Banks are stalwart retail tenants. Traditionally they are able to afford higher rents and have always taken a significant amount of square footage. But communities have pushed back on banks recently as a result, arguing that they don’t want banks to take up valuable real estate in walkable, urban areas because banks don’t activate the space beyond strict business hours. In response, banks are evolving their approach to occupying and activating square footage. You might not have even realized the changes at your local bank, but soon you won’t be able to ignore it.

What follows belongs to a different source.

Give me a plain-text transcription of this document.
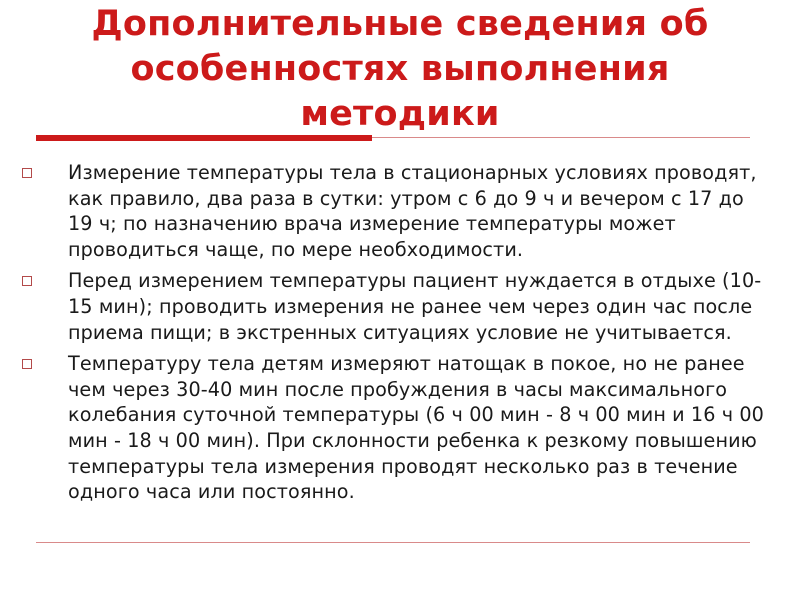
Дополнительные сведения об особенностях выполнения методики
Измерение температуры тела в стационарных условиях проводят, как правило, два раза в сутки: утром с 6 до 9 ч и вечером с 17 до 19 ч; по назначению врача измерение температуры может проводиться чаще, по мере необходимости.
Перед измерением температуры пациент нуждается в отдыхе (10-15 мин); проводить измерения не ранее чем через один час после приема пищи; в экстренных ситуациях условие не учитывается.
Температуру тела детям измеряют натощак в покое, но не ранее чем через 30-40 мин после пробуждения в часы максимального колебания суточной температуры (6 ч 00 мин - 8 ч 00 мин и 16 ч 00 мин - 18 ч 00 мин). При склонности ребенка к резкому повышению температуры тела измерения проводят несколько раз в течение одного часа или постоянно.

The footprint of banks is shrinking: Banks used to require upwards of 5,000 to 6,000 s/f in an urban location, but this has decreased to between 1,800 and 2,500 s/f in recent years. Online and mobile banking options have surely had an impact. Although customers aren’t necessarily visiting a teller anymore, banks still need and want to have a physical presence. An abundance of ATMs in urban markets is important both for visibility and convenience, so it’s far more likely that a bank will utilize its storefront to have a large ATM space in the front with just a few tellers servicing clients.
Banks are embracing the experiential retail trend: A layout change is necessary when banks adapt to a smaller space, which in turn changes the interactions we have in the bank. Capital One is creating a completely new experience in the Capital One 360 Café, serving Peet’s coffee and offering free WiFi in eight cafés around Boston, from Seaport Blvd. to Downtown Crossing and beyond. Capital One’s café ambassadors may come by with an iPad to see if you want to sign up for a credit card or need other services but guests are otherwise able to enjoy the café vibe that lends itself to an experience where customers and non-customers alike come and do work. For the bank, it turns what can be a negative experience into a positive one, and it’s a way to serve customers while also garnering increased brand recognition.
Banks are faced with a rapidly changing customer mindset and are reimagining their real estate needs as a result. Larger banks are downsizing while regional banks are looking to grow their footprint, but no matter the size banks are looking for a location with high foot traffic where they can balance having a presence with a more interactive, experiential environment.
Matt Curtin, senior vice president/partner, CBRE/New England, Boston.